The nation’s top Midget teams are in Moose Jaw this week for the 2014 TELUS Cup, but they won’t be the only ones on the ice at Mosaic Place during Canada’s National Midget Championship.
A group of Grade 3-4 students from St. Mary School in Moose Jaw will skate during the intermission of one of the games, showing off their skating skills thanks to RBC Play Hockey and the Learn to Skate program.
In an effort to further its commitment to grassroots hockey, particularly in communities hosting national championships this season, RBC put out a call for applications from local schools, and St. Mary was only too happy to take part.
Sarah Phipps, the school’s principal, sent a short essay with the main reasons why her school should be selected, noting that many students had never been presented with the opportunity to lace up a pair of skates.
The essay worked – 22 students were outfitted with new skates and helmets from Bauer, and took to the ice for three one-hour lessons in Late February and early March, with a Hockey Canada-certified instructor leading the program.
Phipps’ essay also included mention of a number of staff who were eager to volunteer, including physical education teacher Carter Davis, who knows a thing of two about hockey himself, having played two seasons in the Manitoba Junior Hockey League and four years with St. Scholastica College, an NCAA Division III school.
“The program was great. It was an awesome experience for every kid involved,” Davis said. “It gives an opportunity to kids that otherwise wouldn’t get a chance like this one. Kids who have never been on an ice rink before, or who don’t own pair of skates, were able to skate with their fellow classmates, get laughs and enjoy the experience.”

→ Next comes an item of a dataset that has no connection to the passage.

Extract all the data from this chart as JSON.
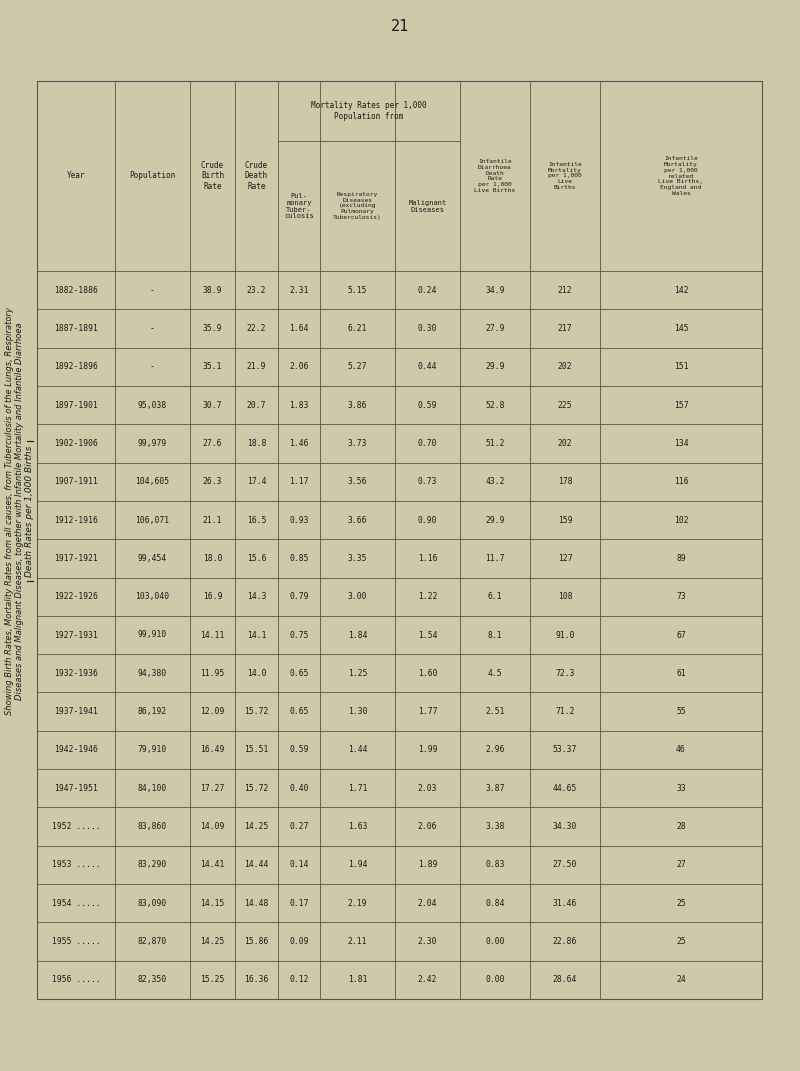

And if the teachers had fun, what did the kids think?
“It was really fun to skate around everywhere,” said Michaela Decorby. “I learned how to stop and how to skate backwards. It was kind of hard at first, but not that hard.
“It is something I would love to do again. I enjoyed practicing my moves. I think I might even like to play hockey one day!”
For other students, like Gio Abarca, the RBC Learn to Skate program was all about new experiences.
“It was good. I had never skated before, so it was my first time. It was fun to be out there, out of school!”
The St. Mary School staff has decided that the helmets and skates will remain with the school, giving future classes a chance to have the experiences this year’s students did, and leaving a lasting legacy of the RBC Learn to Skate program.
“Now that we have the skates and helmets, we can do this continuously year after year,” Davis said. “Not only has one classroom benefitted greatly from the program, but also the future generations of St. Mary students as well.”